La logistique de la Présidence de la République démocratique du Congo annonce l’instauration d’une politique de tolérance zéro contre les comportements jugés inciviques impliquant certains chauffeurs du cabinet et utilisateurs de véhicules officiels à Kinshasa.
Cette décision a été rendue publique par Jean-Paul Mulamba, assistant logistique de la Présidence, qui dénonce la recrudescence de pratiques contraires au code de la route et susceptibles d’altérer l’image institutionnelle du chef de l’État, Félix Tshisekedi.
Des comportements ciblés par la nouvelle mesure
Les autorités ont identifié plusieurs formes d’incivisme routier :
- Non-respect des feux de signalisation
- Circulation en double file ou en sens interdit
- Usage illégal de gyrophares et dispositifs lumineux interdits
- Dissimilation de plaques d’immatriculation
- Intimidation d’autres usagers ou agents de l’ordre
Ces actes sont considérés comme une violation grave des engagements de bonne conduite liés à l’utilisation des véhicules administratifs.
Un régime disciplinaire renforcé
La Présidence rappelle l’existence d’une charte de responsabilité signée avant l’attribution des véhicules de fonction. Les sanctions prévues vont du blâme administratif à la confiscation du véhicule en cas de récidive, sans préjudice d’éventuelles poursuites disciplinaires. L’objectif affiché est de garantir l’exemplarité du service public et de prévenir les abus d’autorité sur la voie publique.

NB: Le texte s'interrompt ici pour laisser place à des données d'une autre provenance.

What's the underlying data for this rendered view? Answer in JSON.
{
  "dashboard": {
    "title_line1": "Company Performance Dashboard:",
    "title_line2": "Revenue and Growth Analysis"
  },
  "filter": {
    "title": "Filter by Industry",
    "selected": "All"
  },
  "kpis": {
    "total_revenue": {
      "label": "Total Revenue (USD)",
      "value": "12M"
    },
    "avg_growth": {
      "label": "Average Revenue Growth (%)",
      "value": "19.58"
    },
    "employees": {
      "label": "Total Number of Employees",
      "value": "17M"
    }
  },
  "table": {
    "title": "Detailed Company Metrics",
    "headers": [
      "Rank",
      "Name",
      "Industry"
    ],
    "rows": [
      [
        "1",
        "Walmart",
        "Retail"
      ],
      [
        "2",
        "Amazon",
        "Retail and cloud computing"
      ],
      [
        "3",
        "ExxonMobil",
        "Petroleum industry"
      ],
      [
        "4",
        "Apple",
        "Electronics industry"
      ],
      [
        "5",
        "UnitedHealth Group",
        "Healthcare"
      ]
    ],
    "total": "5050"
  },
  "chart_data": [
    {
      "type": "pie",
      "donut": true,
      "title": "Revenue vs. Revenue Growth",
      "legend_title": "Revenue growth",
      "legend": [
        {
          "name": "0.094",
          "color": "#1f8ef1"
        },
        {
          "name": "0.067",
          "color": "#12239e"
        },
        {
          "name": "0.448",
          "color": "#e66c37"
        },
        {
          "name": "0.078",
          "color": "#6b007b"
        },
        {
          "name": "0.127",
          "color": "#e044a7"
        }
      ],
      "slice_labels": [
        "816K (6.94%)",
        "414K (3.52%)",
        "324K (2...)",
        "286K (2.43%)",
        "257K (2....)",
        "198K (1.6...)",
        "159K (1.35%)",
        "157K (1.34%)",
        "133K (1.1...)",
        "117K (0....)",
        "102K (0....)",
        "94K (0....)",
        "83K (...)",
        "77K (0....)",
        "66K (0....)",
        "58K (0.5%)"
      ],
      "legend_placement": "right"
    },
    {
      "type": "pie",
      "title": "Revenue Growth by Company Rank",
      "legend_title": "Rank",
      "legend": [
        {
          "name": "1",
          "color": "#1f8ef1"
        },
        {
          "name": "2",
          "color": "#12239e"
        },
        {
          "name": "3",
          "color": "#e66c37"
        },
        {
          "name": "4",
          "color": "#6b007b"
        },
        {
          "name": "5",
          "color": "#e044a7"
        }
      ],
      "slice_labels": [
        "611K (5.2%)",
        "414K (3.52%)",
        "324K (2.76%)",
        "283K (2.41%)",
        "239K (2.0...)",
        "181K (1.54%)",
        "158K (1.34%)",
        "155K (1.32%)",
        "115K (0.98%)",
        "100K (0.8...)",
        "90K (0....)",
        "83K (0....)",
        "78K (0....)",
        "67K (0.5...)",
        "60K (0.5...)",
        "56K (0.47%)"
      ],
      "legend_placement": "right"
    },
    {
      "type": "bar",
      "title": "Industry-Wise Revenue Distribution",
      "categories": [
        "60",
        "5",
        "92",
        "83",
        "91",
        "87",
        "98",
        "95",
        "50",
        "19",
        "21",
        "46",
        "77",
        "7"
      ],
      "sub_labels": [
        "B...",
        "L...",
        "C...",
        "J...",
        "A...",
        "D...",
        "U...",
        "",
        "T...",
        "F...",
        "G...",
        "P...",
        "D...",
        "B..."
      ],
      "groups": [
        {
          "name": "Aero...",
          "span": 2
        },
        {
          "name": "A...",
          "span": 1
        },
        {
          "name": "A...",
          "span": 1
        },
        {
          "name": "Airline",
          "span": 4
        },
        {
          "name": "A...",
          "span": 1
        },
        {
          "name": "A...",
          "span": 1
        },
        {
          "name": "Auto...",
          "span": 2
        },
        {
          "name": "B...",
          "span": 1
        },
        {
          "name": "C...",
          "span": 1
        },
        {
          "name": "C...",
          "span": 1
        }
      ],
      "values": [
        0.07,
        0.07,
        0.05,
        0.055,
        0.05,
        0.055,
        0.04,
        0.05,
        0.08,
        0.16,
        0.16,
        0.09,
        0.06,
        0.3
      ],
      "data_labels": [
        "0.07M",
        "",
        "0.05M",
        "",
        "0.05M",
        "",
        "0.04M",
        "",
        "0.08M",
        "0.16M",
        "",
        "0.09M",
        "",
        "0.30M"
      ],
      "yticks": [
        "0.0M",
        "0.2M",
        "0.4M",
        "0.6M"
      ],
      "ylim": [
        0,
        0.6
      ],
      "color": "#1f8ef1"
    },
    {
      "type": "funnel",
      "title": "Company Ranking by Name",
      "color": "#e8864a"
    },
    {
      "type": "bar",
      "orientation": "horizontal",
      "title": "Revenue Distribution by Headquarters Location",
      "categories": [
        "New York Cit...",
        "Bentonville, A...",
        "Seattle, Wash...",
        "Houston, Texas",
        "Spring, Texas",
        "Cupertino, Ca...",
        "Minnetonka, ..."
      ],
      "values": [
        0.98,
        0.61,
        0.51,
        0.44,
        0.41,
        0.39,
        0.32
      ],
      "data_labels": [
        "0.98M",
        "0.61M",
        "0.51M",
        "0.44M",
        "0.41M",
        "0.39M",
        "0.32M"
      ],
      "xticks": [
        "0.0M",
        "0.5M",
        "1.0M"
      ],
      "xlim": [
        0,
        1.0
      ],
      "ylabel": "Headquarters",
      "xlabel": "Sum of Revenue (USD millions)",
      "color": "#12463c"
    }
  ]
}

Sécurité routière et image institutionnelle
À Kinshasa, plusieurs usagers dénoncent également le comportement de certains véhicules à plaques rouges accusés d’ignorer les règles de circulation. Comme le rappelait Mahatma Gandhi, « la véritable civilisation se mesure à la manière dont elle traite ses routes et ses hommes ». La discipline routière devient ainsi un enjeu de gouvernance urbaine et d’éthique publique.